Reporters Without Borders reported that on or around March 15, a Turkish political analyst lodged a complaint against a Syrian TV channel anchor and his director, both based in Turkey, after the anchor discussed the March 11 incident and the larger issue of Turkish border guard violence against Syrian refugees at the border with the analyst on air. Turkish authorities detained the anchor and director for nearly 48 hours, before the complaint was rejected and they were released.

On March 13, a Turkish guard patrolling the border in a military vehicle shot and killed Mohammed Fayzo, 59, who was working on his land near Kherbet El Joz village, in Syria, two relatives told Human Rights Watch. “[The guard] took out his gun, shot him, and then just stared,” one relative said. “A few seconds later, he went back to his truck and left.” Fayzo was then taken to a hospital in Idlib where he died some hours later.
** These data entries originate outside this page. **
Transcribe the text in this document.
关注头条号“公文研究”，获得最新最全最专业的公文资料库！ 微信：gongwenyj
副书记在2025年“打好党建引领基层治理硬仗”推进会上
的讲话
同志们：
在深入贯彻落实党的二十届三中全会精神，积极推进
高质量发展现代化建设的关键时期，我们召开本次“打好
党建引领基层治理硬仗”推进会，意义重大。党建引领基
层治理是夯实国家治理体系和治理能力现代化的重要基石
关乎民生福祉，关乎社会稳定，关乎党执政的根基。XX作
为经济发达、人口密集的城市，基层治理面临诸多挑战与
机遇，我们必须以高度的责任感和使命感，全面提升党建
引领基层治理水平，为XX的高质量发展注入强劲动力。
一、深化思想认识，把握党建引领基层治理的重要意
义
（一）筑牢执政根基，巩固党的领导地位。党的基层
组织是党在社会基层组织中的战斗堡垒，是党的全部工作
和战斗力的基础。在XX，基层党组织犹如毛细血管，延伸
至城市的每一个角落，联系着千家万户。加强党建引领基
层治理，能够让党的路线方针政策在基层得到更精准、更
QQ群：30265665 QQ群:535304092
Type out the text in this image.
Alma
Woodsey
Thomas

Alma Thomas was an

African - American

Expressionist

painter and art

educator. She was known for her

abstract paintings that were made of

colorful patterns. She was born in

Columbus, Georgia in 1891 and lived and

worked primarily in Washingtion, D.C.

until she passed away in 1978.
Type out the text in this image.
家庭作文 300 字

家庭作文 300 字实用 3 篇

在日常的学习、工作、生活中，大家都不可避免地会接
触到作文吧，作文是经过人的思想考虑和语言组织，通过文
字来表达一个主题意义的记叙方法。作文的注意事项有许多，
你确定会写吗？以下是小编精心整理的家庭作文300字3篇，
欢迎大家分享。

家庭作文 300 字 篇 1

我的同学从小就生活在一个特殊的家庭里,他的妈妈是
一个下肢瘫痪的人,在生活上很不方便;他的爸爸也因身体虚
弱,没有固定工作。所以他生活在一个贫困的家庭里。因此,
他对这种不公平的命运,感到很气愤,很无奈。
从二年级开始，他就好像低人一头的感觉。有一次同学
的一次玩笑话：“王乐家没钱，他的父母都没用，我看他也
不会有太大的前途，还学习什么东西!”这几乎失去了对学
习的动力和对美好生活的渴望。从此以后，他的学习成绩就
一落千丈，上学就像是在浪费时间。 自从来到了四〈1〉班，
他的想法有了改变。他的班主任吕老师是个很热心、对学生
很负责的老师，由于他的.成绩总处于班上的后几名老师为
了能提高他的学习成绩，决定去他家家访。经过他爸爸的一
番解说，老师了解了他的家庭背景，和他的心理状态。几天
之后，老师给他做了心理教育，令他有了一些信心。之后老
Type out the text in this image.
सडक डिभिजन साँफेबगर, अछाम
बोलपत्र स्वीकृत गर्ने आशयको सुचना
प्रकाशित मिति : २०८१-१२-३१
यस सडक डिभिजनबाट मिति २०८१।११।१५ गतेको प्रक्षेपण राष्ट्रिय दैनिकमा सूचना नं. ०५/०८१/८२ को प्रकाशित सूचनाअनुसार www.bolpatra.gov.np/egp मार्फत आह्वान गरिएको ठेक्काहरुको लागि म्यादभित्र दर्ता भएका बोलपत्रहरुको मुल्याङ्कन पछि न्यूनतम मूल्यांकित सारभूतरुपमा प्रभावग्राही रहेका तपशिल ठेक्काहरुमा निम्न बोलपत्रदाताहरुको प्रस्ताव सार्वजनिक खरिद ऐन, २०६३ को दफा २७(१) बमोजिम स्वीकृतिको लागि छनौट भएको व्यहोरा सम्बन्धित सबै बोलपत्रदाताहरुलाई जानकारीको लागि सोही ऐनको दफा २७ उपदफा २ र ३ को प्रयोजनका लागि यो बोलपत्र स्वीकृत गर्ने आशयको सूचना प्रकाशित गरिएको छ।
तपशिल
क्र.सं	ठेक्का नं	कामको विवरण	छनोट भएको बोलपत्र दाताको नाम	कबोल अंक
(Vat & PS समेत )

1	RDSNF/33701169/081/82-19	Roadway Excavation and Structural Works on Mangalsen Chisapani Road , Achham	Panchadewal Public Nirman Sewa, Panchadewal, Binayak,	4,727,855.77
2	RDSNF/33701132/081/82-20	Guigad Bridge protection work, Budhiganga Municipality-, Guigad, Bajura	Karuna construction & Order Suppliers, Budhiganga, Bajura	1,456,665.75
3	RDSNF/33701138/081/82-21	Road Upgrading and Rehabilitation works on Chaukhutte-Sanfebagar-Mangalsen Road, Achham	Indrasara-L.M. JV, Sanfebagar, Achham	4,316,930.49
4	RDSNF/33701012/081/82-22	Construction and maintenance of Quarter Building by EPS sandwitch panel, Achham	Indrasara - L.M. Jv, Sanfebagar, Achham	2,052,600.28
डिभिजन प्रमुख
Relatives said that people of the village went to the border wall and protested his death, only to have Turkish officers approach and tell them that what happened was “an isolated incident” and that they will hold the shooter accountable. No information about an investigation has been made public.

Since May 2016, monitors have recorded 11 incidents during which Turkish border guards shot at civilians on the Syrian side of the border who were near their homes, working on their farmlands, or herding their cattle, killing at least six people and injuring six others.

Since April 2021, monitors recorded at least four separate incidents in which Turkish border forces shot Syrian children who were not attempting to cross. Turkish forces wounded an adolescent working on farmland in the Aleppo subdistrict of Kobani (Ain al Arab) on February 16, 2023; they killed a child working in a field in the district of Jisr Ash Shugur in Idlib on January 30, 2021. They wounded two children who were herding their livestock near the border in two separate incidents in the district of Haram in Idlib in May and June 2021. Two other incidents during which Turkish border guards shot and killed two children on the Syrian side of the border for unknown reasons were also recorded.